O que está acontecendo na prática é uma redução dos preços dos aluguéis.
“Imagine um imóvel na Faria Lima, onde o aluguel era de R$ 150 por metro
quadrado há três anos. Se a empresa locatária do imóvel fala que vai sair, o
proprietário acaba reduzindo o preço para R$ 90, R$ 80, R$ 70/m²”, afirma o
professor. Isso porque o proprietário entende que não conseguirá encontrar
outro locatário e que é melhor garantir o pagamento do IPTU e do condomínio,
mesmo que recebendo um valor mais baixo.
A queda dos preços nos imóveis comerciais, inclusive, veio antes, afirmou
Oliva. “Os lançamentos de imóveis comerciais seguiam muito de perto o
crescimento do número de pequenas empresas e serviços”, diz. No entanto, os
imóveis são entregues cerca de três anos e meio depois do lançamento. Portanto,
quando esses produtos de fato chegaram ao mercado, a situação da economia
brasileira era outra — de uma demanda muito menor por imóveis comerciais. “Esse
é um problema típico do mercado imobiliário”, afirma o economista.
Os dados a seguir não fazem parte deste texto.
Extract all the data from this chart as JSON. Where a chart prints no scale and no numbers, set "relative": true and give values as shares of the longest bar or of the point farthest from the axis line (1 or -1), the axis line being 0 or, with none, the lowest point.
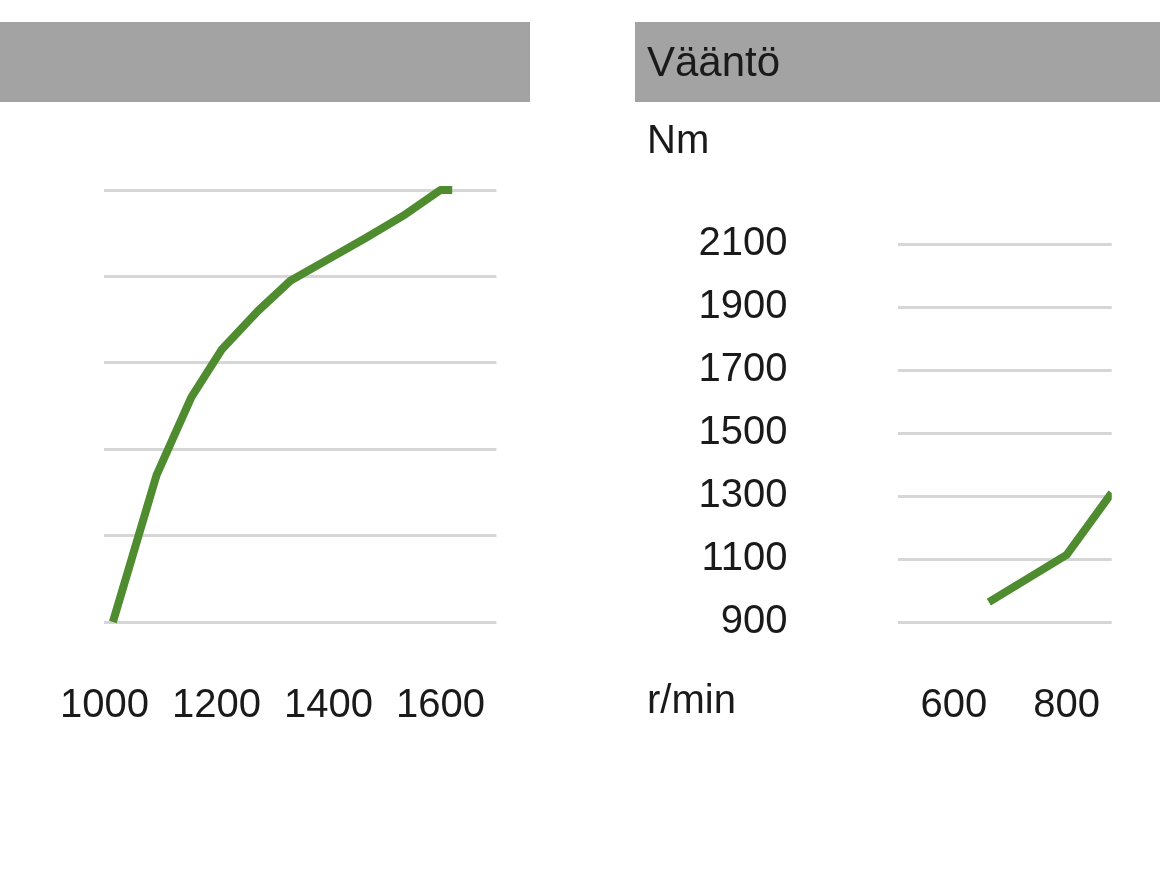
{
  "chart_data": [
    {
      "type": "line",
      "relative": true,
      "x": [
        1015,
        1054,
        1093,
        1155,
        1209,
        1274,
        1332,
        1400,
        1468,
        1533,
        1600,
        1621
      ],
      "xlim": [
        1000,
        1700
      ],
      "xticks": [
        1000,
        1200,
        1400,
        1600
      ],
      "series": [
        {
          "color": "#4e8c2f",
          "values": [
            0,
            0.17,
            0.34,
            0.52,
            0.63,
            0.72,
            0.79,
            0.84,
            0.89,
            0.94,
            1,
            1
          ]
        }
      ],
      "grid": "y",
      "tick_labels": "x",
      "legend": false,
      "marker": "none"
    },
    {
      "type": "line",
      "title": "Vääntö",
      "ylabel": "Nm",
      "xlabel": "r/min",
      "x": [
        662,
        800,
        880
      ],
      "xlim": [
        500,
        880
      ],
      "xticks": [
        600,
        800
      ],
      "ylim": [
        900,
        2100
      ],
      "yticks": [
        900,
        1100,
        1300,
        1500,
        1700,
        1900,
        2100
      ],
      "series": [
        {
          "color": "#4e8c2f",
          "values": [
            963,
            1113,
            1310
          ]
        }
      ],
      "grid": "y",
      "legend": false,
      "marker": "none"
    }
  ]
}
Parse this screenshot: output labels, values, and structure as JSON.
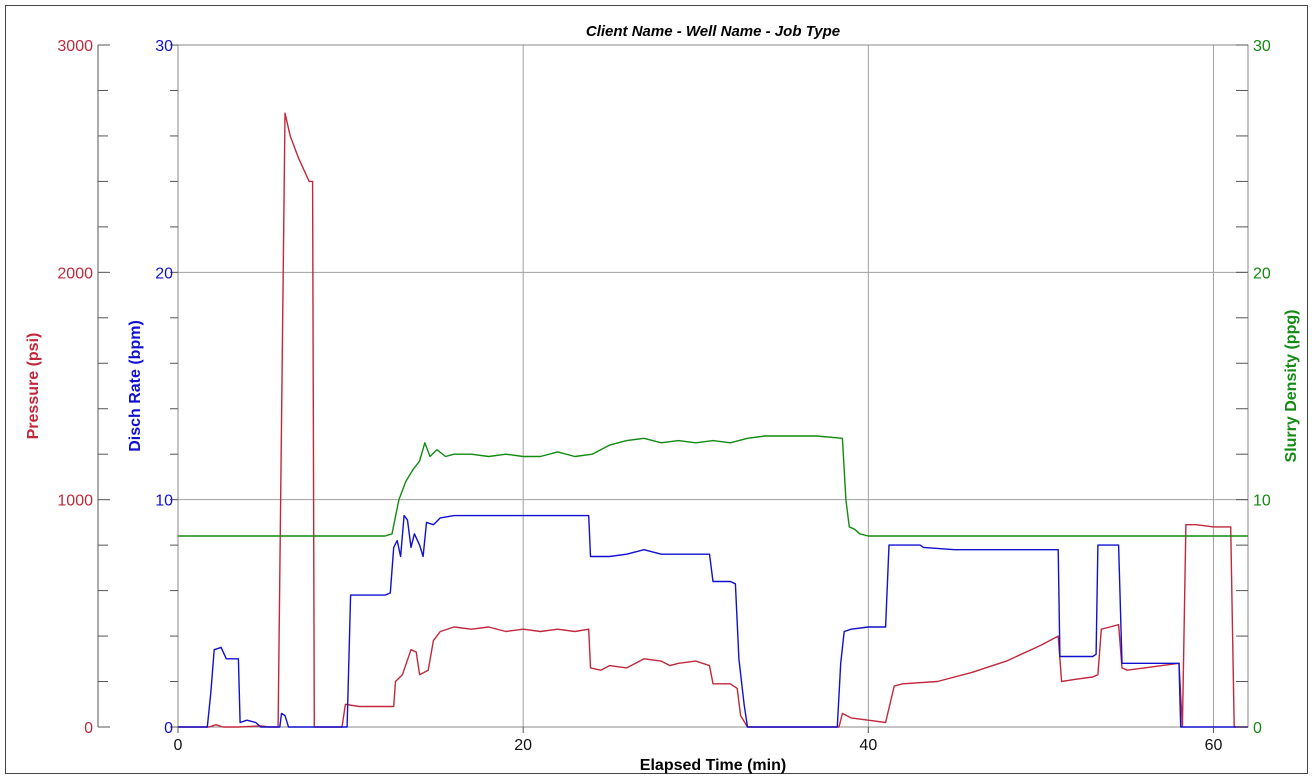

No segmento comercial, a tendência é de recuperação ainda mais lenta,
afirma Moura. “A ociosidade é maior do que nos imóveis residenciais, e não há
necessidade tão grande”, diz. “No residencial, você tem situações extremas”,
completa, como pessoas que casam e precisam sair do apartamento dos pais, ou
uma família que precisa de um imóvel com mais quartos.